Régis Loisel est né le 4 décembre 1951 dans les Deux-Sèvres et publie sa première planche en 1972 dans « Les Pieds Nickelés magazine ».

Quelques années plus tard, il fait la connaissance de Serge Le Tendre qui lui fait part de son idée de « La Quête de l’oiseau du temps ». Leur rencontre avec Rodolphe leur permet la publication de deux séries de six planches dans l’éphémère revue « Imagine ».
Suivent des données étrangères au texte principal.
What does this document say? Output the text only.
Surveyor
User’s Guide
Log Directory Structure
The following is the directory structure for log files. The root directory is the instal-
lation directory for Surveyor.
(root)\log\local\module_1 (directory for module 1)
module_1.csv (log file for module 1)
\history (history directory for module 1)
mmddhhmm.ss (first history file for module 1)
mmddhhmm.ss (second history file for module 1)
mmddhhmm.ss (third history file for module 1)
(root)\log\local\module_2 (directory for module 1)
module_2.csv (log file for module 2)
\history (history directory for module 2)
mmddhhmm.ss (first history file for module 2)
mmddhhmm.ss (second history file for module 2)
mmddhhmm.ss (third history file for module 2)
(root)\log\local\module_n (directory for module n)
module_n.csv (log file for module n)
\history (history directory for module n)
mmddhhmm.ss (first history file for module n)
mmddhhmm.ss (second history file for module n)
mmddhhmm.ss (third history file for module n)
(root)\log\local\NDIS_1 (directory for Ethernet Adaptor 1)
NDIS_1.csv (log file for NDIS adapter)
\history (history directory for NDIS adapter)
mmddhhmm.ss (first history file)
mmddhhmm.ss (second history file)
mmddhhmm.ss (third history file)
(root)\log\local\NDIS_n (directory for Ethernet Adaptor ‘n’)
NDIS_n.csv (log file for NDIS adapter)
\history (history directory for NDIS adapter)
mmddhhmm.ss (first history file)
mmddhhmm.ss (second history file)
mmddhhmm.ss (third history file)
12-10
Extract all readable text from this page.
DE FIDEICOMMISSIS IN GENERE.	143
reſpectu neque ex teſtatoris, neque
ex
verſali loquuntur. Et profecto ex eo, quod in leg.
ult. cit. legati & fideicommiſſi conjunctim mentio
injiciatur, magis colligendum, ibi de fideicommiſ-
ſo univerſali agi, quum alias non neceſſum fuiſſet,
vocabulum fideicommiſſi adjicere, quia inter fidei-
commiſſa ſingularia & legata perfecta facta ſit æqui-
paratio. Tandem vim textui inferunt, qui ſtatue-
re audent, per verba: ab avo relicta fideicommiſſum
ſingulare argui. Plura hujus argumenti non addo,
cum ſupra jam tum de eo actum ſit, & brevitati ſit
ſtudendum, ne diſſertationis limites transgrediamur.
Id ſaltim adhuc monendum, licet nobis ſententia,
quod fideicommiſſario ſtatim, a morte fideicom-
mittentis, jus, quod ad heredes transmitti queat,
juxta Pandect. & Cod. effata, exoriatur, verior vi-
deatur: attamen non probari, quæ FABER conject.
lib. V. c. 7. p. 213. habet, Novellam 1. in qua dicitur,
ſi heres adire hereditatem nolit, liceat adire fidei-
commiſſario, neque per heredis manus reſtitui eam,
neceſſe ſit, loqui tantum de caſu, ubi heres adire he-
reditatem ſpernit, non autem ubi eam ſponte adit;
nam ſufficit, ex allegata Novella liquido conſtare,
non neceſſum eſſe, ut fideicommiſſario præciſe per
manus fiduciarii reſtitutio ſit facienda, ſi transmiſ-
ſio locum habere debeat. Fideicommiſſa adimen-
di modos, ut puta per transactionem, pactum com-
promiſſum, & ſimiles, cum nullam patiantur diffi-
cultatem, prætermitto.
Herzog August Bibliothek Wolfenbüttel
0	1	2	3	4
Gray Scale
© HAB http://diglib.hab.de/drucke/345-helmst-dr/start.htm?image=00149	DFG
Après divers petits boulots graphiques et la sortie de « Jonas Folies », « La Quête » se voit pré-publiée dans « Charlie » avant de paraître en album en 1983 avec le premier titre « La conque de Ramor ». C’est une révolution dans le domaine de l’héroic fantasy qui va se confirmer avec les trois albums suivants, « Le temple de l’oubli » en 1984, « Le Rige » l’année d’après et enfin « L’œuf des ténèbres » en 1987.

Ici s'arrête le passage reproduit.